Genç beyinlerde yaratılıştan gelen sanatsal ruh kirletilseydi bugün meydanlarda heykel, kitaplıklarda kitap kalmaz, konser alanları dolup taşmazdı... 

UTANÇ SAHNELERİ

Demokrat Parti’nin ilk girişimi, amacı gençleri sanatsal yönden eğitmek olan Halkevlerini, köy çocuklarına eğitim yolunu açan Köy Enstitülerini, dünya klasiklerini yayımlayan Tercüme Bürosu’nu kapatmak oldu. 

Faşist yönetimler tarih boyunca kitap düşmanı olmuştur. O dönemde kitapların dünyasına girmeye çalışan bir Köy Enstitüsü öğrencisiydim.

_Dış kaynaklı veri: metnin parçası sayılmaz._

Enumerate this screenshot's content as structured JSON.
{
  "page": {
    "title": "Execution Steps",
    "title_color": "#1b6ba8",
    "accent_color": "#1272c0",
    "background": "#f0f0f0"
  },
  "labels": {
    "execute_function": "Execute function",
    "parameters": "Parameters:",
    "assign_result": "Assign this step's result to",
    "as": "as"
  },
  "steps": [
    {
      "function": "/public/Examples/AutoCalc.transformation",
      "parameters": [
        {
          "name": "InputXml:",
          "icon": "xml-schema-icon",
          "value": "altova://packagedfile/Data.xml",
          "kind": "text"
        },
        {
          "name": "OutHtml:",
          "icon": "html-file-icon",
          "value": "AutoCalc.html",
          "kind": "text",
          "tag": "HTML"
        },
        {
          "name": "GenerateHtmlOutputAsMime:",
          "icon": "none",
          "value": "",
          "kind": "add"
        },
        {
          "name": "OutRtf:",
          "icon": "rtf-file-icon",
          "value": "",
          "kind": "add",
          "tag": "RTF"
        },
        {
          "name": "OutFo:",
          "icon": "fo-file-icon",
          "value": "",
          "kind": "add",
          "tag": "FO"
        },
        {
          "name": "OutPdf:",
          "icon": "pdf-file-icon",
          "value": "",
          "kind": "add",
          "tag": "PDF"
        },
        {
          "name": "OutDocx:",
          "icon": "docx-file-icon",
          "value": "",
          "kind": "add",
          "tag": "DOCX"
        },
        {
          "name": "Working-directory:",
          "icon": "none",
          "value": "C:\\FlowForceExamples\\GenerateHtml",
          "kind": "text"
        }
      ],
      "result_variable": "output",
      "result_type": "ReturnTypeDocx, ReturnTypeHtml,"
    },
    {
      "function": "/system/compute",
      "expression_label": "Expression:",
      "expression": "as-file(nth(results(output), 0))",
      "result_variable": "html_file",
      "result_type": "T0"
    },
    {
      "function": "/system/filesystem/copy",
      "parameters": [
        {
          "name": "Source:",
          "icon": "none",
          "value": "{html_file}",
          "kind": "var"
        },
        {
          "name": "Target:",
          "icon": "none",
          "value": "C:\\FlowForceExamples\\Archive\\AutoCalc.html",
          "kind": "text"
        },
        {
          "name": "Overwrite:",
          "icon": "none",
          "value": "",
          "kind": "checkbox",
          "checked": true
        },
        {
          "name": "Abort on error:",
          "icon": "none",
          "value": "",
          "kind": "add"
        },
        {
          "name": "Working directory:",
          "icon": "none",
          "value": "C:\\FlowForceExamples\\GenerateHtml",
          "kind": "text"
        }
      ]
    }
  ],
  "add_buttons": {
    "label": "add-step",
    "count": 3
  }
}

Kaba ruhlu insanların, sokağa dökülen Halkevi kitaplarının yağmur altında çiğnediğini görünce gözyaşımı içime akıtmıştım.     

12 Mart darbeciler yönetimi gelince kitaplar toprağa mı gömülmedi, çatı katlarında mı gizlenmedi, ahır köşelerine mi atılmadı, Shakespeare’in “Çağımızın özeti, kısacık tarihi” dediği tiyatroların kapılarına kilit mi vurulmadı?...

GERİCİLİK DİRİLİYOR MU? 

Milli eğitim bakanı daha koltuğuna oturmadan kızlarla erkeklerin aynı sınıfta öğrenim gördüğü karma eğitim düzenini bozmaya kalktı. Gerekçe olarak da “Veliler öyle istiyor!” diyerek o makamın adamı olmadığını açığa vurdu.

Din perdesi altında çağdaşlık düşmanlığını iş edinenler de kadını eve kapatmak, beynindeki aydınlatma ışığını söndürerek eylemsiz kılmaya kalkıyor. Ellerinden gelse filelerde dünya şampiyonu olan yetenekli kızlarımızı ölüm makinelerinden geçirecekler!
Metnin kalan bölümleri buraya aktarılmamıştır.